The alignment picked by TxDOT would spare her Walnut Grove neighborhood in an unincorporated part of Collin County, but Anders said other neighbors would feel the effects of a bypass.
"Personally, I think it is one of the worst options," Anders said. "It impacts so many neighborhoods, not only in the city but also in the ETJ (extraterritorial jurisdiction)."
Just south of U.S. 380, in the Stonebridge Ranch community in McKinney, the community association board president wasn't happy with the "red A" plan either.
Jon Dell'Antonia said he supported the "red B" alignment, which puts a bypass well past his neighborhood.
"There is no perfect route," Dell’Antonia said. "But that one, appears to us, to be the least disruptive."

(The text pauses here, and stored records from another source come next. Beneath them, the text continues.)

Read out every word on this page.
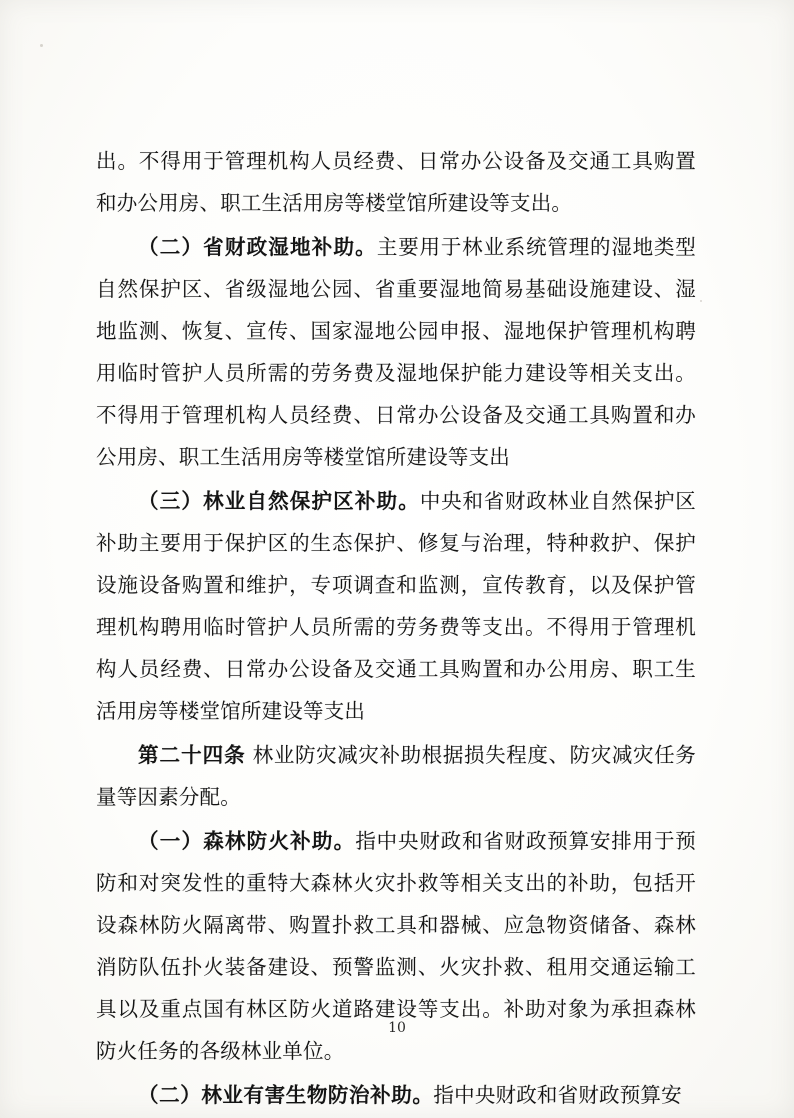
出。不得用于管理机构人员经费、日常办公设备及交通工具购置和办公用房、职工生活用房等楼堂馆所建设等支出。

（二）省财政湿地补助。主要用于林业系统管理的湿地类型自然保护区、省级湿地公园、省重要湿地简易基础设施建设、湿地监测、恢复、宣传、国家湿地公园申报、湿地保护管理机构聘用临时管护人员所需的劳务费及湿地保护能力建设等相关支出。不得用于管理机构人员经费、日常办公设备及交通工具购置和办公用房、职工生活用房等楼堂馆所建设等支出

（三）林业自然保护区补助。中央和省财政林业自然保护区补助主要用于保护区的生态保护、修复与治理，特种救护、保护设施设备购置和维护，专项调查和监测，宣传教育，以及保护管理机构聘用临时管护人员所需的劳务费等支出。不得用于管理机构人员经费、日常办公设备及交通工具购置和办公用房、职工生活用房等楼堂馆所建设等支出

第二十四条 林业防灾减灾补助根据损失程度、防灾减灾任务量等因素分配。

（一）森林防火补助。指中央财政和省财政预算安排用于预防和对突发性的重特大森林火灾扑救等相关支出的补助，包括开设森林防火隔离带、购置扑救工具和器械、应急物资储备、森林消防队伍扑火装备建设、预警监测、火灾扑救、租用交通运输工具以及重点国有林区防火道路建设等支出。补助对象为承担森林防火任务的各级林业单位。

（二）林业有害生物防治补助。指中央财政和省财政预算安

10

Dell'Antonia said the "red A" option comes close to the northern edge of the neighborhood, where he said he worried about traffic cutting through Stonebridge Ranch.
"It appears to us they're going to need to have a major interchange there of some sort," he said. "The traffic and the noise obviously concerns us."

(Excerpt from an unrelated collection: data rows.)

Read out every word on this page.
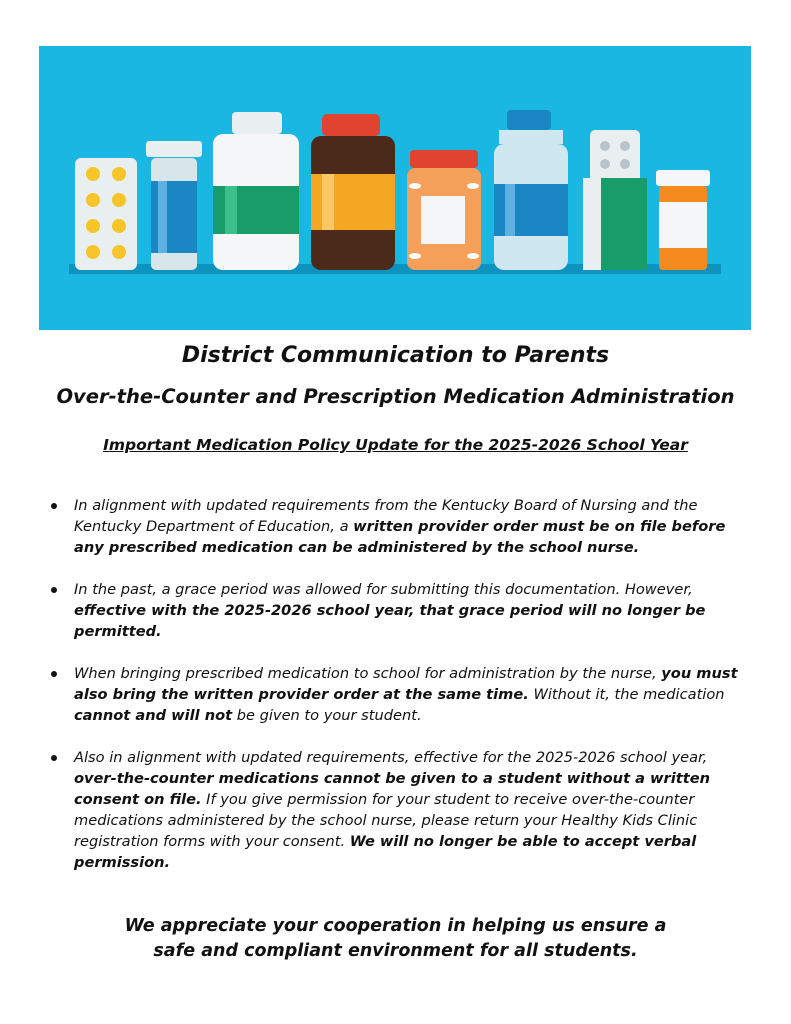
District Communication to Parents
Over-the-Counter and Prescription Medication Administration
Important Medication Policy Update for the 2025-2026 School Year
In alignment with updated requirements from the Kentucky Board of Nursing and the Kentucky Department of Education, a written provider order must be on file before any prescribed medication can be administered by the school nurse.
In the past, a grace period was allowed for submitting this documentation. However, effective with the 2025-2026 school year, that grace period will no longer be permitted.
When bringing prescribed medication to school for administration by the nurse, you must also bring the written provider order at the same time. Without it, the medication cannot and will not be given to your student.
Also in alignment with updated requirements, effective for the 2025-2026 school year, over-the-counter medications cannot be given to a student without a written consent on file. If you give permission for your student to receive over-the-counter medications administered by the school nurse, please return your Healthy Kids Clinic registration forms with your consent. We will no longer be able to accept verbal permission.
We appreciate your cooperation in helping us ensure a
safe and compliant environment for all students.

It will be years before construction begins on any U.S. 380 changes. A TxDOT spokesman told NBC 5 that an environmental study would take at least four years and construction wouldn't begin for another 10.
TxDOT plans two additional meeting to prove the same information about its preferred alignment.
The next meeting is Tuesday at 6 p.m. at Princeton High School in Princeton.
The final meeting is Thursday at 6 p.m. at Rogers Middle School in Prosper.
TxDOT will present its findings for approximately 30 minutes, then staff will remain available to answer questions.